Both social welfare and income tax would be radically simplified, improving transparency. The new system would be easier for everyone to understand, especially those who cannot afford accountants; and easier to adjust democratically, making it harder for politicians to trick voters. For these reasons, both accountants and politicians may oppose this idea, which is another reason why hardly anyone knows about it.
Good economics versus good ethics

BIFT boils down to two general principles:

1. No one should have to live in poverty.
Everyone, rich or poor, has the same intrinsic value and the same basic needs.

2. Everyone should be able to keep a reasonable proportion of every dollar they earn. 
Incentives are important. The system should motivate everyone to work. 

The first point is socialist in nature and no-one but the most extreme capitalist would dare to disagree it. The second point is capitalist in nature and no-one but the most extreme communist would dare to disagree with it. So just about everyone on both the left and the right should agree with the present proposal, which is simply an implementation of those two ideas. 
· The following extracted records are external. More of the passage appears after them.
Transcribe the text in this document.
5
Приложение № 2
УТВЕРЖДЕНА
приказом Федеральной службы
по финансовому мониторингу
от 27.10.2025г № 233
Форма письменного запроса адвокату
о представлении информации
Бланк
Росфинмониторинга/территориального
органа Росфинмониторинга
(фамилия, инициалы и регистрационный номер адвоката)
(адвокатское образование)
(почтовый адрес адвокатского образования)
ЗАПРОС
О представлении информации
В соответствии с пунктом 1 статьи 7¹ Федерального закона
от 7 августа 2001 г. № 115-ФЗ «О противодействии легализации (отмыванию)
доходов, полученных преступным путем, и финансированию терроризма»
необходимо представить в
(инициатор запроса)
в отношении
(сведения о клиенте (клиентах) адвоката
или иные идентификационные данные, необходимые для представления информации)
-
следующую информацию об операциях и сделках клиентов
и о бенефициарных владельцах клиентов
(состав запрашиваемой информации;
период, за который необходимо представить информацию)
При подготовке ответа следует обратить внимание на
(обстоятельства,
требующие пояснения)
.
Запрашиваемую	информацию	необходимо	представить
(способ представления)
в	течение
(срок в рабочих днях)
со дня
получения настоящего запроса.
Many economists will dismiss BIFT because it is not properly embedded in economic literature. But the main two points that I am making are ethical, not economic, in nature, and the economic implications that I draw from them are direct and simple. The two points are even included in the Universal Declaration of Human Rights:

1. Article 25 (1) states that "Everyone has the right to a standard of living adequate for the health and well-being of himself and of his family, including food, clothing, housing and medical care and necessary social services, and the right to security in the event of unemployment, sickness, disability, widowhood, old age or other lack of livelihood in circumstances beyond his control." An unconditional basic income is the simplest way of ensuring that this right is respected. 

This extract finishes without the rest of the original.